In the 1990s Oregon adopted legislation to provide that the Oregon definition of taxable income would automatically tie to changes in the federal definition of taxable income. As the 2009 Legislature convened, they became very concerned about the newest stimulus package that was moving through Congress, and what it might mean in terms of lost tax dollars to the state of Oregon. Democrats in both the House and Senate quickly moved a bill through the Legislature to change the connection date to the Internal Revenue Code to December 31, 2008. Therefore, although all changes through the end of 2008 were automatically picked up, Oregon’s definition of taxable income will no longer be automatically tied to the Internal Revenue Code.

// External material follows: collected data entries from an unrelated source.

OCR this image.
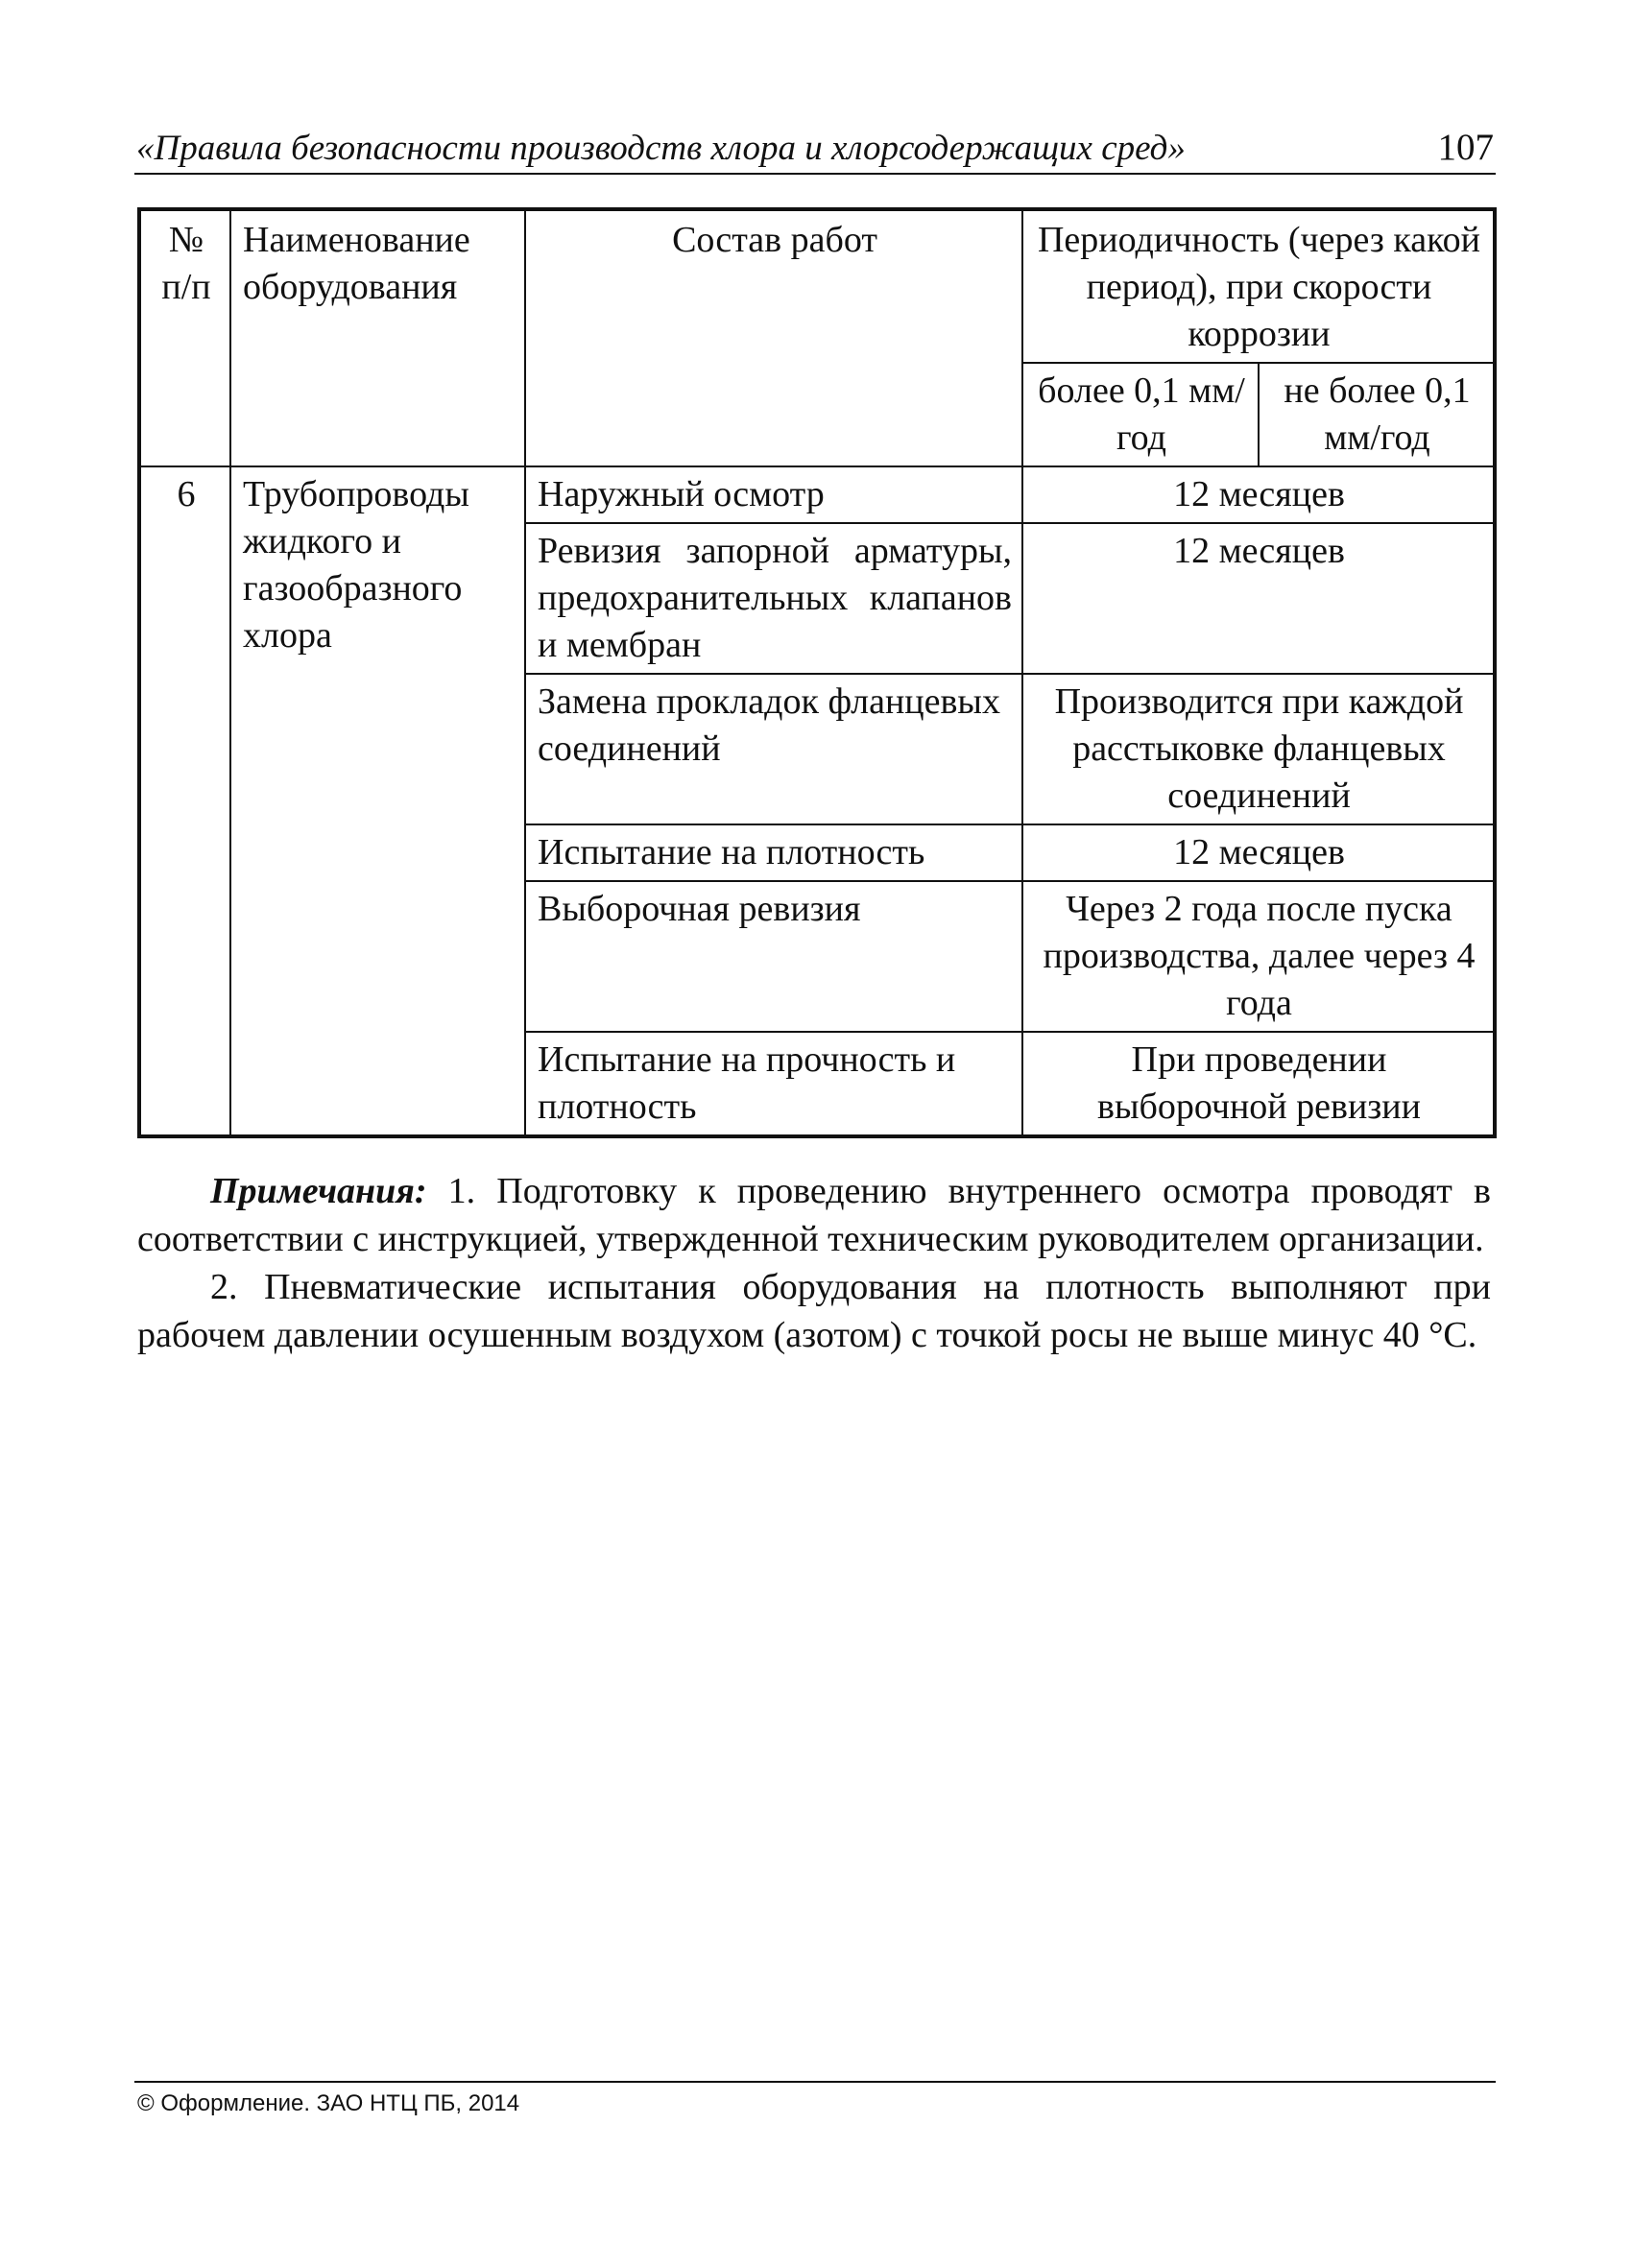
«Правила безопасности производств хлора и хлорсодержащих сред»	107
№ п/п	Наименование оборудования	Состав работ	Периодичность (через какой период), при скорости коррозии	
			более 0,1 мм/год	не более 0,1 мм/год
6	Трубопроводы жидкого и газообразного хлора	Наружный осмотр	12 месяцев	
		Ревизия запорной арматуры, предохранительных клапанов и мембран	12 месяцев	
		Замена прокладок фланцевых соединений	Производится при каждой расстыковке фланцевых соединений	
		Испытание на плотность	12 месяцев	
		Выборочная ревизия	Через 2 года после пуска производства, далее через 4 года	
		Испытание на прочность и плотность	При проведении выборочной ревизии	

Примечания: 1. Подготовку к проведению внутреннего осмотра проводят в соответствии с инструкцией, утвержденной техническим руководителем организации.

2. Пневматические испытания оборудования на плотность выполняют при рабочем давлении осушенным воздухом (азотом) с точкой росы не выше минус 40 °С.

© Оформление. ЗАО НТЦ ПБ, 2014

The Oregon Legislature will be considering a bill to adopt the newest tax legislation passed by Congress in February 2009. They were concerned that if they did not sever the tie date prior to the passage of this most recent Act, then it would require a 2/3 vote in the Oregon Legislature to disconnect from any provision that might cost Oregon a lot of tax dollars. A disconnect after the fact would have been viewed as a tax increase, which requires the higher vote. Specifically, the legislators are concerned about accelerated depreciation provisions. We are hopeful that Oregon will remain connected to the Internal Revenue Code. However, for now they will address the issue each Legislative Session, and consider whether to retroactively adopt any changes made by Congress in between Oregon sessions.
Your Tax Team is hard at work to keep our tax laws connected to promote conformity and compliance.